Traditional tropes – such as the social pressure to marry – were an easy target. “Some people around us are especially annoying. After they marry, they urge others to marry. Marriage is a mysterious institution. Once you are in, you have to recruit members, like a pyramid scheme,” joked Yan Yi Yan Yue, a comedian due of twin sisters.
But some topics were still off limits. When Chi Zi took on Mr Xi’s signature zero-Covid policy and the Party’s censorship during his US tour in February, his social media accounts were quickly taken down.
The fear of reprisal makes Chinese comedians cautious, but that caution, some say, also takes the edge off their humour.
“They are talking about issues that don’t really matter. Any issues related to the government or the party are not allowed to be challenged,” says *Lan D, a 25-year-old Chinese technician based in Ireland.
When she returned home earlier this year – the first time in three years since the start of the pandemic – she wanted to watch a live performance by Xiaoguo in Shanghai. But she was disappointed they had all been cancelled: “They are like my political ‘snacks’. I can’t quit it.”
But will the performances she loves weather the current storm? “There will be a chilling effect,” says Dr Sheng Zou, a scholar of media and popular culture at Hong Kong Baptist University. “It will definitely intensify self-censorship within the industry.”
Young Chinese like Iris are less optimistic. Sometimes she fears there is no future for Chinese stand-up comedy.
But she hopes she is proved wrong. “I want to hear Chinese people roast China,” she says, adding that compromises are necessary for the industry to survive.
“It would have made more sense if House [Li] was making fun of the People’s Liberation Army for three hours. But it was just those words.”

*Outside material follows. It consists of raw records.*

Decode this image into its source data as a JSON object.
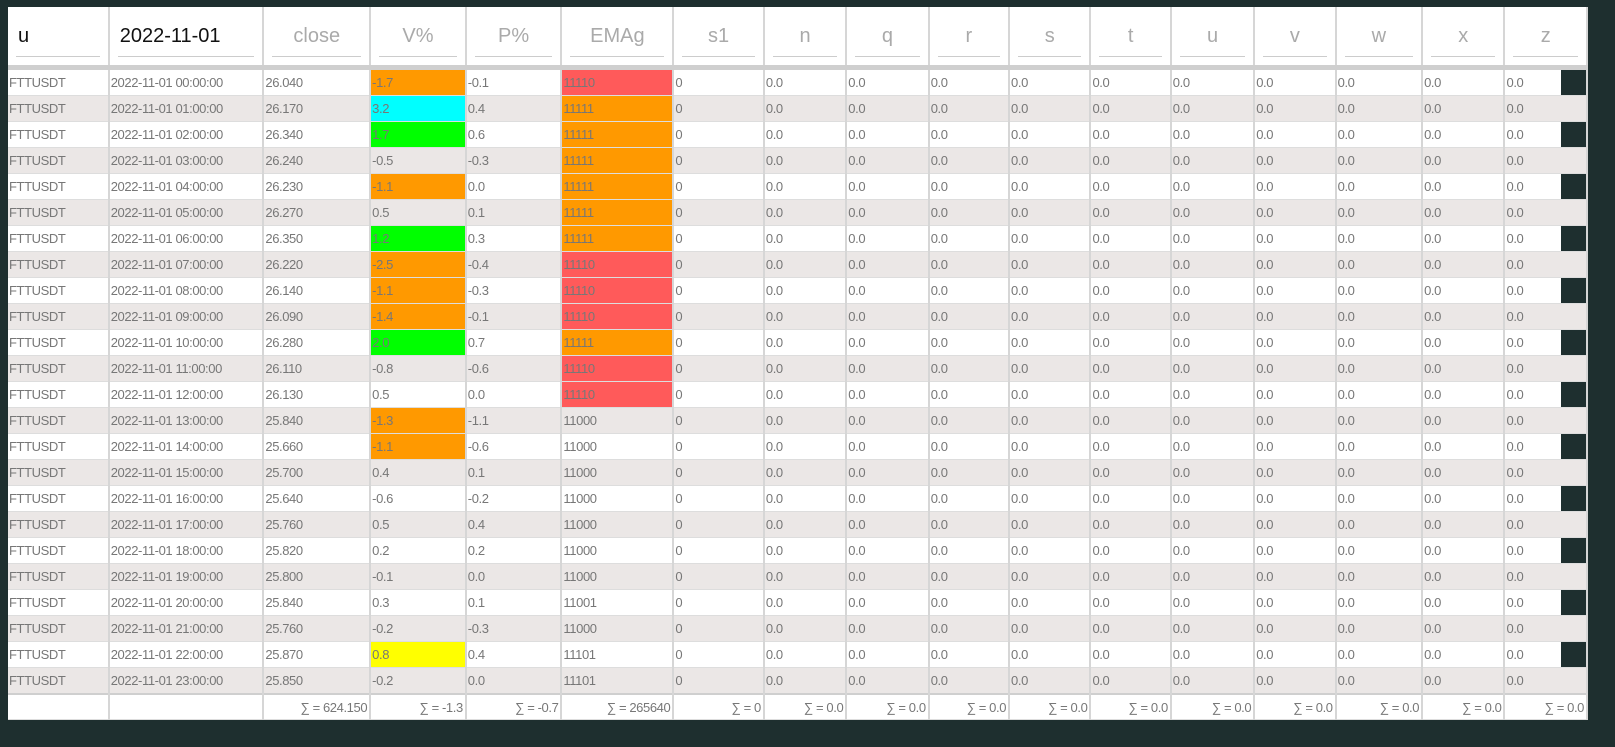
{
  "header": {
    "filters": [
      "u",
      "2022-11-01",
      "close",
      "V%",
      "P%",
      "EMAg",
      "s1",
      "n",
      "q",
      "r",
      "s",
      "t",
      "u",
      "v",
      "w",
      "x",
      "z"
    ]
  },
  "colors": {
    "orange": "#ff9900",
    "cyan": "#00ffff",
    "green": "#00ff00",
    "red": "#ff5a5a",
    "yellow": "#ffff00"
  },
  "rows": [
    {
      "sym": "FTTUSDT",
      "time": "2022-11-01 00:00:00",
      "close": "26.040",
      "v": "-1.7",
      "vc": "orange",
      "p": "-0.1",
      "ema": "11110",
      "ec": "red"
    },
    {
      "sym": "FTTUSDT",
      "time": "2022-11-01 01:00:00",
      "close": "26.170",
      "v": "3.2",
      "vc": "cyan",
      "p": "0.4",
      "ema": "11111",
      "ec": "orange"
    },
    {
      "sym": "FTTUSDT",
      "time": "2022-11-01 02:00:00",
      "close": "26.340",
      "v": "1.7",
      "vc": "green",
      "p": "0.6",
      "ema": "11111",
      "ec": "orange"
    },
    {
      "sym": "FTTUSDT",
      "time": "2022-11-01 03:00:00",
      "close": "26.240",
      "v": "-0.5",
      "vc": "",
      "p": "-0.3",
      "ema": "11111",
      "ec": "orange"
    },
    {
      "sym": "FTTUSDT",
      "time": "2022-11-01 04:00:00",
      "close": "26.230",
      "v": "-1.1",
      "vc": "orange",
      "p": "0.0",
      "ema": "11111",
      "ec": "orange"
    },
    {
      "sym": "FTTUSDT",
      "time": "2022-11-01 05:00:00",
      "close": "26.270",
      "v": "0.5",
      "vc": "",
      "p": "0.1",
      "ema": "11111",
      "ec": "orange"
    },
    {
      "sym": "FTTUSDT",
      "time": "2022-11-01 06:00:00",
      "close": "26.350",
      "v": "1.2",
      "vc": "green",
      "p": "0.3",
      "ema": "11111",
      "ec": "orange"
    },
    {
      "sym": "FTTUSDT",
      "time": "2022-11-01 07:00:00",
      "close": "26.220",
      "v": "-2.5",
      "vc": "orange",
      "p": "-0.4",
      "ema": "11110",
      "ec": "red"
    },
    {
      "sym": "FTTUSDT",
      "time": "2022-11-01 08:00:00",
      "close": "26.140",
      "v": "-1.1",
      "vc": "orange",
      "p": "-0.3",
      "ema": "11110",
      "ec": "red"
    },
    {
      "sym": "FTTUSDT",
      "time": "2022-11-01 09:00:00",
      "close": "26.090",
      "v": "-1.4",
      "vc": "orange",
      "p": "-0.1",
      "ema": "11110",
      "ec": "red"
    },
    {
      "sym": "FTTUSDT",
      "time": "2022-11-01 10:00:00",
      "close": "26.280",
      "v": "2.0",
      "vc": "green",
      "p": "0.7",
      "ema": "11111",
      "ec": "orange"
    },
    {
      "sym": "FTTUSDT",
      "time": "2022-11-01 11:00:00",
      "close": "26.110",
      "v": "-0.8",
      "vc": "",
      "p": "-0.6",
      "ema": "11110",
      "ec": "red"
    },
    {
      "sym": "FTTUSDT",
      "time": "2022-11-01 12:00:00",
      "close": "26.130",
      "v": "0.5",
      "vc": "",
      "p": "0.0",
      "ema": "11110",
      "ec": "red"
    },
    {
      "sym": "FTTUSDT",
      "time": "2022-11-01 13:00:00",
      "close": "25.840",
      "v": "-1.3",
      "vc": "orange",
      "p": "-1.1",
      "ema": "11000",
      "ec": ""
    },
    {
      "sym": "FTTUSDT",
      "time": "2022-11-01 14:00:00",
      "close": "25.660",
      "v": "-1.1",
      "vc": "orange",
      "p": "-0.6",
      "ema": "11000",
      "ec": ""
    },
    {
      "sym": "FTTUSDT",
      "time": "2022-11-01 15:00:00",
      "close": "25.700",
      "v": "0.4",
      "vc": "",
      "p": "0.1",
      "ema": "11000",
      "ec": ""
    },
    {
      "sym": "FTTUSDT",
      "time": "2022-11-01 16:00:00",
      "close": "25.640",
      "v": "-0.6",
      "vc": "",
      "p": "-0.2",
      "ema": "11000",
      "ec": ""
    },
    {
      "sym": "FTTUSDT",
      "time": "2022-11-01 17:00:00",
      "close": "25.760",
      "v": "0.5",
      "vc": "",
      "p": "0.4",
      "ema": "11000",
      "ec": ""
    },
    {
      "sym": "FTTUSDT",
      "time": "2022-11-01 18:00:00",
      "close": "25.820",
      "v": "0.2",
      "vc": "",
      "p": "0.2",
      "ema": "11000",
      "ec": ""
    },
    {
      "sym": "FTTUSDT",
      "time": "2022-11-01 19:00:00",
      "close": "25.800",
      "v": "-0.1",
      "vc": "",
      "p": "0.0",
      "ema": "11000",
      "ec": ""
    },
    {
      "sym": "FTTUSDT",
      "time": "2022-11-01 20:00:00",
      "close": "25.840",
      "v": "0.3",
      "vc": "",
      "p": "0.1",
      "ema": "11001",
      "ec": ""
    },
    {
      "sym": "FTTUSDT",
      "time": "2022-11-01 21:00:00",
      "close": "25.760",
      "v": "-0.2",
      "vc": "",
      "p": "-0.3",
      "ema": "11000",
      "ec": ""
    },
    {
      "sym": "FTTUSDT",
      "time": "2022-11-01 22:00:00",
      "close": "25.870",
      "v": "0.8",
      "vc": "yellow",
      "p": "0.4",
      "ema": "11101",
      "ec": ""
    },
    {
      "sym": "FTTUSDT",
      "time": "2022-11-01 23:00:00",
      "close": "25.850",
      "v": "-0.2",
      "vc": "",
      "p": "0.0",
      "ema": "11101",
      "ec": ""
    }
  ],
  "s1_value": "0",
  "zero_value": "0.0",
  "footer": [
    "",
    "",
    "∑ = 624.150",
    "∑ = -1.3",
    "∑ = -0.7",
    "∑ = 265640",
    "∑ = 0",
    "∑ = 0.0",
    "∑ = 0.0",
    "∑ = 0.0",
    "∑ = 0.0",
    "∑ = 0.0",
    "∑ = 0.0",
    "∑ = 0.0",
    "∑ = 0.0",
    "∑ = 0.0",
    "∑ = 0.0"
  ]
}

Looking back, she believes Li’s joke was not worth the trouble it caused, not just for him but for the whole industry. She says she had never heard of the military slogan that his joke referred to until he cracked it, and only realised it was politically sensitive when a friend who is a member of the Communist Party told her so.
“[Stand-up comedy] is like dancing with shackles. But as long as there is even the slightest opportunity to express themselves, they are willing to speak. And that is touching.”